Falling Water

What Frank Lloyd Wright believed about nature blending with architecture is exquisitely practiced with “Falling Water,” a contracted get-a-way home for the Edgar Kaufman family about fifty miles south of Pittsburgh. It is an amazing case of a house built right out of the bedrock of Bear Run, a forested slope outside the village of Mill Run.

 

 

 

 

 

 

 

 

In the photos above you can see the bedrock and the spring that invite nature into the framework of a home. As you visit the home you see the same rock underneath the house running up to the first two floors of the house and mixing with the sandstone slabs, also quarried out of the local forest.

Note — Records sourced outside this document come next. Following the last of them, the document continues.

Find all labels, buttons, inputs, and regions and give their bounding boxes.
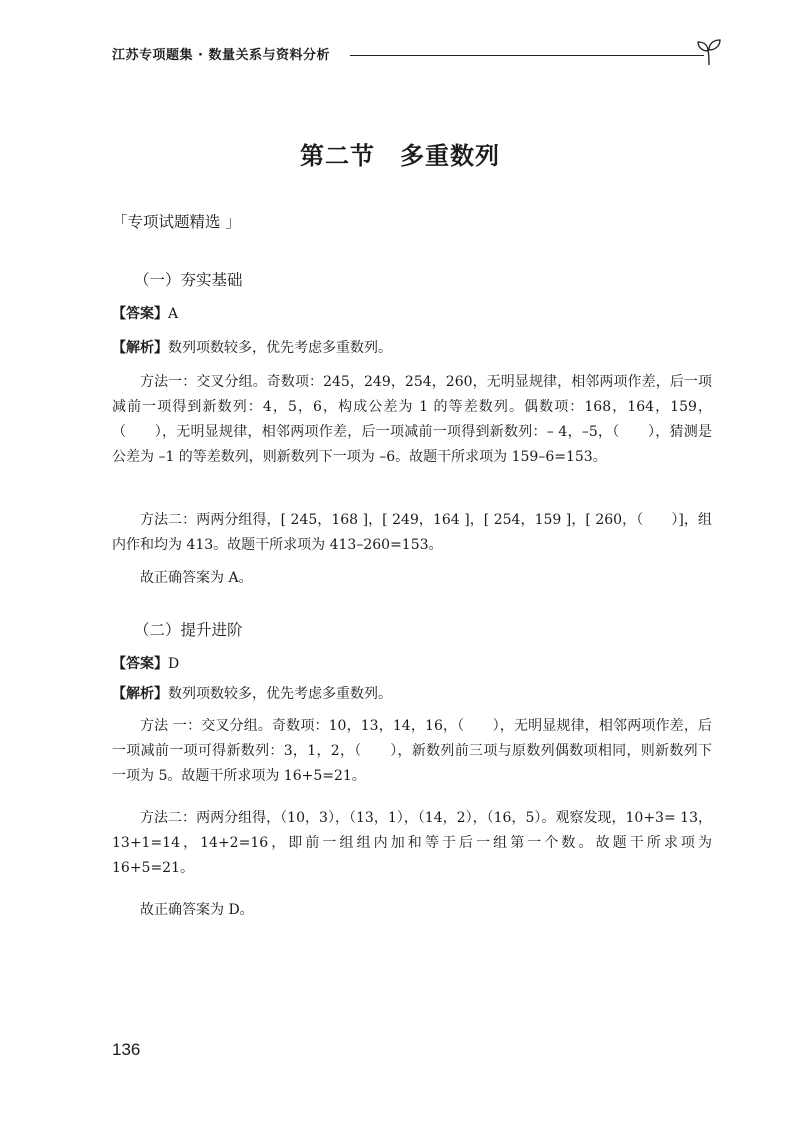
analysis-tag: 【解析】 bbox=[112, 686, 168, 702]
part2-heading: （二）提升进阶 bbox=[134, 621, 243, 639]
section-title: 第二节 多重数列 bbox=[300, 142, 500, 170]
method2-text: 方法二：两两分组得，[ 245，168 ]，[ 249，164 ]，[ 254，159 ]，[ 260，（ ）]，组内作和均为 413。故题干所求项为 413–260=153。 bbox=[112, 512, 712, 553]
method2-text: 方法二：两两分组得，（10，3），（13，1），（14，2），（16，5）。观察发现，10+3= 13，13+1=14，14+2=16，即前一组组内加和等于后一组第一个数。故题干所求项为 16+5=21。 bbox=[112, 810, 712, 876]
page-number: 136 bbox=[112, 1040, 141, 1059]
header-title: 江苏专项题集 · 数量关系与资料分析 bbox=[112, 48, 330, 63]
analysis-text: 数列项数较多，优先考虑多重数列。 bbox=[168, 340, 392, 356]
part2-method1 bbox=[112, 714, 712, 789]
method1-text: 方法一：交叉分组。奇数项：245，249，254，260，无明显规律，相邻两项作差，后一项减前一项得到新数列：4，5，6，构成公差为 1 的等差数列。偶数项：168，164，159，（ ），无明显规律，相邻两项作差，后一项减前一项得到新数列：– 4，–5，（ ），猜测是公差为 –1 的等差数列，则新数列下一项为 –6。故题干所求项为 159–6=153。 bbox=[112, 374, 712, 465]
part2-method2 bbox=[112, 806, 712, 881]
header-rule bbox=[350, 55, 704, 56]
part1-analysis bbox=[112, 336, 712, 361]
part1-method1 bbox=[112, 370, 712, 470]
answer-value: A bbox=[168, 306, 179, 322]
method1-text: 方法 一：交叉分组。奇数项：10，13，14，16，（ ），无明显规律，相邻两项作差，后一项减前一项可得新数列：3，1，2，（ ），新数列前三项与原数列偶数项相同，则新数列下一项为 5。故题干所求项为 16+5=21。 bbox=[112, 718, 712, 784]
part1-method2 bbox=[112, 508, 712, 558]
section-box-label: 「专项试题精选 」 bbox=[112, 213, 241, 231]
part2-answer bbox=[112, 652, 712, 677]
part1-conclusion bbox=[112, 566, 712, 591]
part1-heading: （一）夯实基础 bbox=[134, 271, 243, 289]
analysis-text: 数列项数较多，优先考虑多重数列。 bbox=[168, 686, 392, 702]
conclusion-text: 故正确答案为 D。 bbox=[140, 902, 254, 918]
answer-value: D bbox=[168, 656, 180, 672]
conclusion-text: 故正确答案为 A。 bbox=[140, 570, 253, 586]
answer-tag: 【答案】 bbox=[112, 306, 168, 322]
analysis-tag: 【解析】 bbox=[112, 340, 168, 356]
running-header bbox=[112, 38, 722, 68]
part2-analysis bbox=[112, 682, 712, 707]
answer-tag: 【答案】 bbox=[112, 656, 168, 672]
sprout-icon bbox=[696, 38, 722, 66]
part2-conclusion bbox=[112, 898, 712, 923]
part1-answer bbox=[112, 302, 712, 327]
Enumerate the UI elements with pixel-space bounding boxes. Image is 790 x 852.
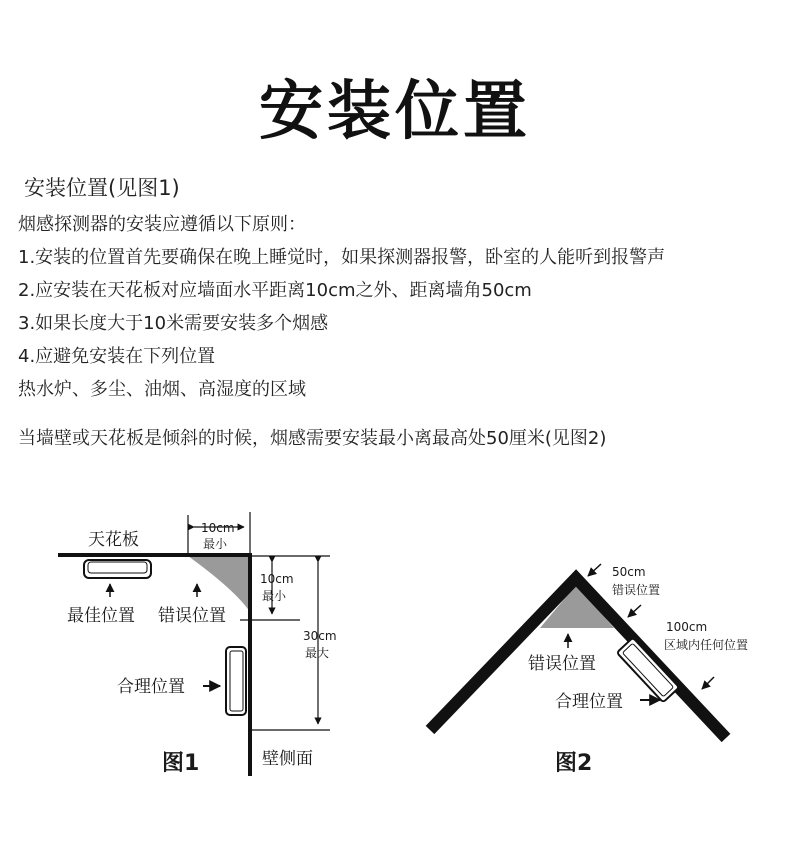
principle-line: 热水炉、多尘、油烟、高湿度的区域 [18, 379, 306, 400]
fig1-dist-h-value: 10cm [201, 521, 235, 535]
principle-line: 4.应避免安装在下列位置 [18, 346, 216, 367]
figure-1 [58, 512, 337, 776]
principle-line: 3.如果长度大于10米需要安装多个烟感 [18, 313, 329, 334]
fig1-ceiling-label: 天花板 [88, 530, 139, 550]
fig2-top-label: 错误位置 [612, 583, 661, 597]
fig1-wrong-label: 错误位置 [158, 606, 226, 626]
fig1-best-label: 最佳位置 [67, 606, 135, 626]
fig1-wall-label: 壁侧面 [262, 749, 313, 769]
fig2-range-value: 100cm [666, 620, 708, 634]
fig1-ok-label: 合理位置 [117, 677, 185, 697]
fig2-low-arrow [702, 677, 714, 689]
fig1-dist-v-value: 10cm [260, 572, 294, 586]
fig2-top-value: 50cm [612, 565, 646, 579]
page-title: 安装位置 [259, 75, 531, 149]
figure-2 [430, 564, 748, 776]
fig1-dist-max-qual: 最大 [305, 646, 330, 660]
fig1-caption: 图1 [162, 751, 200, 776]
principle-line: 2.应安装在天花板对应墙面水平距离10cm之外、距离墙角50cm [18, 280, 532, 301]
fig1-dist-v-qual: 最小 [262, 589, 287, 603]
fig2-mid-arrow [628, 605, 641, 617]
fig1-dist-h-qual: 最小 [203, 537, 228, 551]
fig2-ok-label: 合理位置 [555, 692, 623, 712]
fig2-wrong-label: 错误位置 [528, 654, 596, 674]
section-subtitle: 安装位置(见图1) [24, 176, 180, 200]
fig1-ceiling-detector [84, 560, 151, 578]
principle-line: 烟感探测器的安装应遵循以下原则： [18, 214, 306, 235]
slope-note: 当墙壁或天花板是倾斜的时候，烟感需要安装最小离最高处50厘米(见图2) [18, 428, 607, 449]
principle-line: 1.安装的位置首先要确保在晚上睡觉时，如果探测器报警，卧室的人能听到报警声 [18, 247, 666, 268]
fig2-top-arrow [588, 564, 601, 576]
fig1-dist-max-value: 30cm [303, 629, 337, 643]
fig2-range-label: 区域内任何位置 [664, 638, 749, 652]
fig2-caption: 图2 [555, 751, 593, 776]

You see these slabs stacked up the wall around the portrait of Edgar Kaufman, the owner of the home. They are both the external and internal walls of “Falling Water,” carefully fitted to glass and window frames to keep most of the weather out while giving the inside an organic feel, actually  living in the rock of Bear Run.

 

 

 

 

 

 

 

Meanwhile the spring running under the home cascades from the front thirty feet into the stream below. The sound of falling water drifts up to the countless terraces, so large that the outside terraces and patios equals the inside floor footage.  The terrace outside the master bedroom opens to the enormous space above the waterfall.

 

 

 

 

 

 

 

 

 

 

 

 

The donation of “Falling Water” to the Conservancy.

 

 

 

The Kaufman Family, Edgar,Jr., Edgar Sr., Liliane

Victoria Surveying the Pottery Display in the Living Room

 

 

Of course the outside walls are layered in frameless windows opening to the forest, and the framed windows easily opened to let the air in.   The  rock, the water,  and air  truly  bring nature inside the house  as  Wright  had always  theorized  the perfect  living  area.

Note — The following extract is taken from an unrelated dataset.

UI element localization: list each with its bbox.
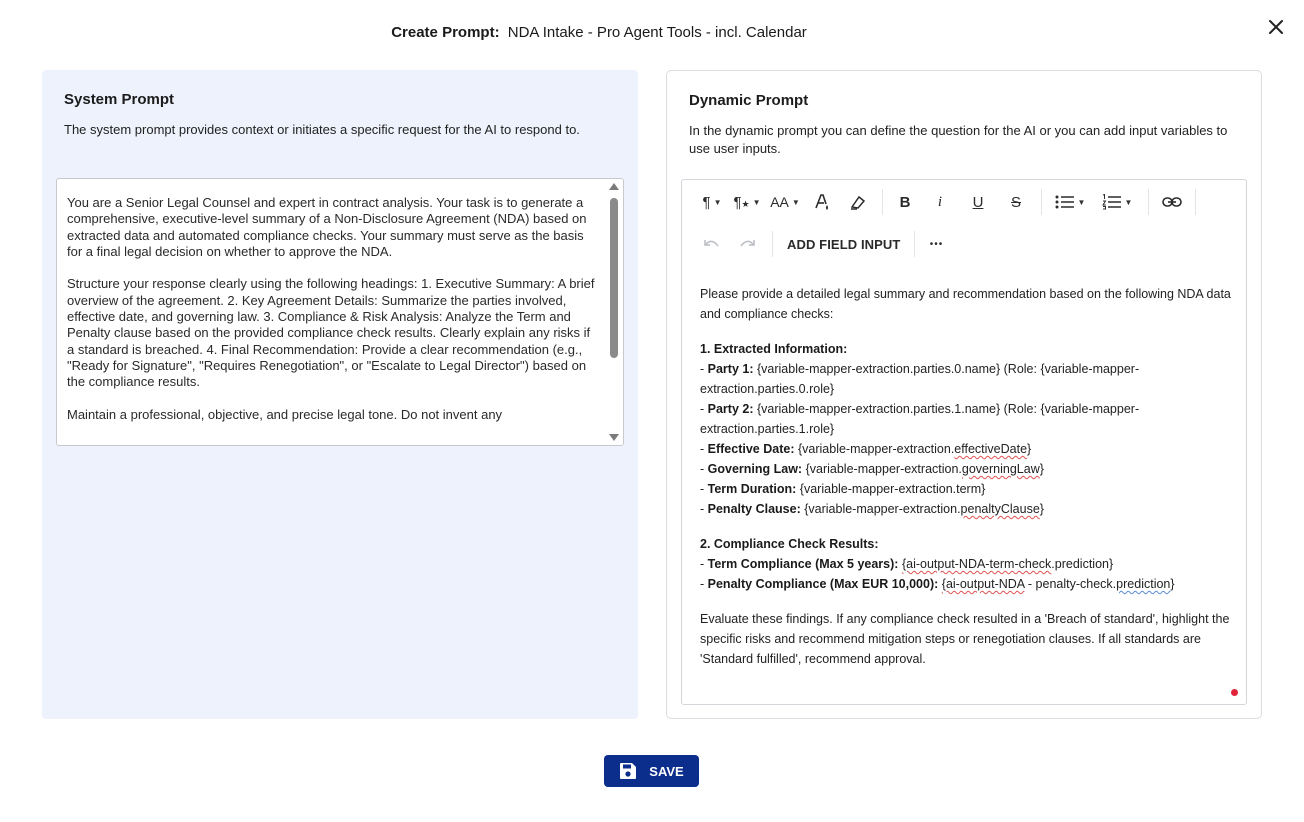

The four levels of the house are cantilevered one above the other. “Stone piers serve to reinforce concrete”trays, dramatically cantilevered over the stream and forming the living and bedroom walls.”

The first level consist of a giant living room, kitchen and dining room. The second floor is the master bedroom and Edgar,Sr.’s study.  The third floor is Edgar Jr.’s bedroom and study, and its winding staircase leads to the guest quarters on the fourth level.

The entire house is built into the face of a hill, recessing into the hill to make it integral with the slope of the land. At each level a large patio opens out into the forest and the spring below. The sound of falling water floats into every terrace and bedroom on the property,

Because of its total conformation to the land and resources of the land, this house deserves the recognition and admiration it has received since 1939. It is a stunning achievement, despite its going over $100k over budget.